• Covid-19 placing significant pressure on supply chain network
  • Trusts keeping roll cages beyond 48 hours adds to the strain, procurement body warns
  • Using roll cages for laundry risks cross-contamination
  • Orders for some personal protective equipment and hand sanitiser restricted

Trust staff must stop using delivery cages to move laundry “immediately,” as it puts strain on delivery operations and risks cross-contamination, a national procurement body has warned.

NHS Supply Chain, which procures common consumables and medical devices for providers, told HSJ trusts had more than 2,800 of its roll cages — nearly 8 per cent of the total — at the end of last week.

Director of supply chain Chris Holmes and director of customer engagement Stephen Foulser told customers: “The high volume of orders we are currently receiving is placing operational pressures on our service capability, around the availability and utilisation of our roll cages.

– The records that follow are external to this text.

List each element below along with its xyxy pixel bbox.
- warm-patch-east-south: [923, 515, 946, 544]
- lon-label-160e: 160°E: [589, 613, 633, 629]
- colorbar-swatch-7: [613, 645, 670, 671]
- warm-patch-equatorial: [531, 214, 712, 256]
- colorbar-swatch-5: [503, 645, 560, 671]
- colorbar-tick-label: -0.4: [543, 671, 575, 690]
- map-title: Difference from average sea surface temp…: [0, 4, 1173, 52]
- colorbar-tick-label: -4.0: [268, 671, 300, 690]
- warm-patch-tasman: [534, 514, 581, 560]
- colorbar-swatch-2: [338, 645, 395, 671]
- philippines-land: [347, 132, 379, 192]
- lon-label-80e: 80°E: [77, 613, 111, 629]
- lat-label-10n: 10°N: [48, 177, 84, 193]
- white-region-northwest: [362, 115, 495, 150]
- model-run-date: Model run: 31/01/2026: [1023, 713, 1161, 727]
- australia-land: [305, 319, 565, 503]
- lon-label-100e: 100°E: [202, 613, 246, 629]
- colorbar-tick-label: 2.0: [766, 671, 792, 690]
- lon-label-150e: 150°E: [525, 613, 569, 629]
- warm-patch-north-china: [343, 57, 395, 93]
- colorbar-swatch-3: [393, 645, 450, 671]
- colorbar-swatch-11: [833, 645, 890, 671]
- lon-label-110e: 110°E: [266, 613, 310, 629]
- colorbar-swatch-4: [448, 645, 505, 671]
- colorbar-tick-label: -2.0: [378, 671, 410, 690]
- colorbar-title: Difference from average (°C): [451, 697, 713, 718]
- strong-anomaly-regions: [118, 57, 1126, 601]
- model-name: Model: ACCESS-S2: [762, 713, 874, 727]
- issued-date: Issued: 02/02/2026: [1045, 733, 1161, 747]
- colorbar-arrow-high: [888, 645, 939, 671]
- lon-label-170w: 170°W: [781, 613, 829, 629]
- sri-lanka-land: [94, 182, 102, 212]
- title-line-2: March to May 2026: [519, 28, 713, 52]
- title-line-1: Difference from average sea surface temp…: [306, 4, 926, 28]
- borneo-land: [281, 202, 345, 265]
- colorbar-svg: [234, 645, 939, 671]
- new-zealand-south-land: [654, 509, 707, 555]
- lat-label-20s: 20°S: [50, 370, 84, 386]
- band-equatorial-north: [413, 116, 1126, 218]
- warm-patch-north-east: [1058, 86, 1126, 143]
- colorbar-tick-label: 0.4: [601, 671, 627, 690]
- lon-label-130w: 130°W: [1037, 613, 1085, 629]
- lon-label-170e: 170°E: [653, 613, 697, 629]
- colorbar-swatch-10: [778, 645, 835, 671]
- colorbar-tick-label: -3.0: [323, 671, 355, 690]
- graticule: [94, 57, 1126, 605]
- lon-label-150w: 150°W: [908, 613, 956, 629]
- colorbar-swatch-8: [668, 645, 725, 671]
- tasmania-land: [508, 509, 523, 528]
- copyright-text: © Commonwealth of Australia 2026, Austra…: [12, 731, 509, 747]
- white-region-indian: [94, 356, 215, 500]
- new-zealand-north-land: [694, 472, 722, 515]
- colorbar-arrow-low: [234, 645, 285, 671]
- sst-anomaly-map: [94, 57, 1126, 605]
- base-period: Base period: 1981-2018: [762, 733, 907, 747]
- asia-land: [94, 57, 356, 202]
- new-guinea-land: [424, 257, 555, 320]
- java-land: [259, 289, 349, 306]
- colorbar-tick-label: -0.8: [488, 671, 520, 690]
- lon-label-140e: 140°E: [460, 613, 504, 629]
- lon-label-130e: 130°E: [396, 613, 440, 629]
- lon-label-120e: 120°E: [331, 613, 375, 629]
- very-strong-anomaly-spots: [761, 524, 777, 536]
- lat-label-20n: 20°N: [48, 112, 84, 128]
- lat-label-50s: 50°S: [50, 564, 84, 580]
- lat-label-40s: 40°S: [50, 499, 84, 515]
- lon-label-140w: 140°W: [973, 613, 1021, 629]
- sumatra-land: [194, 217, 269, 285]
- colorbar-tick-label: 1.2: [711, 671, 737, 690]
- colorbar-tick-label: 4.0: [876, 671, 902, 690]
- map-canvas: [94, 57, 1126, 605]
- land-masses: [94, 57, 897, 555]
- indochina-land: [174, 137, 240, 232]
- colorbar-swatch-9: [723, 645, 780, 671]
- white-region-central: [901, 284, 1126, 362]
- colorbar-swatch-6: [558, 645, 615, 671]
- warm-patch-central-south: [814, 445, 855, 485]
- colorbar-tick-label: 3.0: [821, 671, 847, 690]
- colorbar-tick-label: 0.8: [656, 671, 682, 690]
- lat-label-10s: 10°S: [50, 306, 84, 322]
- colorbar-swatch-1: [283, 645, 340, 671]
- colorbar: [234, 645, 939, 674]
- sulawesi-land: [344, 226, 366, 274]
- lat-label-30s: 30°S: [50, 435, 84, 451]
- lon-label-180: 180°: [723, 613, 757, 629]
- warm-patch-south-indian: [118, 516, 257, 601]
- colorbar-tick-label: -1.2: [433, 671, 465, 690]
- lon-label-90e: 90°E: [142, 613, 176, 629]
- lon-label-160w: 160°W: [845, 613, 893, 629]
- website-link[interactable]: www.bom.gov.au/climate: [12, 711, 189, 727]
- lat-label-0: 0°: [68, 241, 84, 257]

“Rather than all cages being taken to wards and emptied for our retrieval within 48 hours, large numbers are being held in hospital stores. These need to be released urgently.

“Our cages continue to be utilised by trust employees or contractors for movement of used bed linen. The cages are then collected by laundry operators to end up in their network from which it is difficult to retrieve them.

“Given the heightened risk of cross contamination from covid-19 this practice needs to cease immediately.”

NHS Supply Chain roll cage figures for the network for week ending 13 March:

Cages delivered: 35,674

Cages back: 32,838

Cages retained or migrated to laundry network: 2,836 (7.95 per cent)

An NHS Supply Chain spokeswoman told HSJ: “Prompt returns of cages are essential to our operation and trusts should ensure none are used to store contingency supplies or laundry and that all cages are returned as soon as they are emptied.

“We are asking customers to please conduct regular sweeps of their sites to get cages back to the delivery points for collection and advise customer services of any awaiting collection.”

NHSSC and the Department of Health and Social Care are currently limiting orders for several lines of personal protective equipment and hand sanitiser to “maintain continuity of supply.” Some product lines, such as certain polymer aprons, are currently unavailable for order due to supply issues in China — the original epicentre of the covid-19 outbreak.

NHSSC and the DHSC began distributing masks from national stockpiles last week, noting trusts may receive different products than normal and that the masks would require fit-testing.

Some NHS procurement leaders have shared concerns with HSJ over the number of masks and hand sanitiser products being delivered to individual trusts. A national planning letter released Tuesday said enough PPE stocks were available nationally, but noted some trusts had reported distribution issues.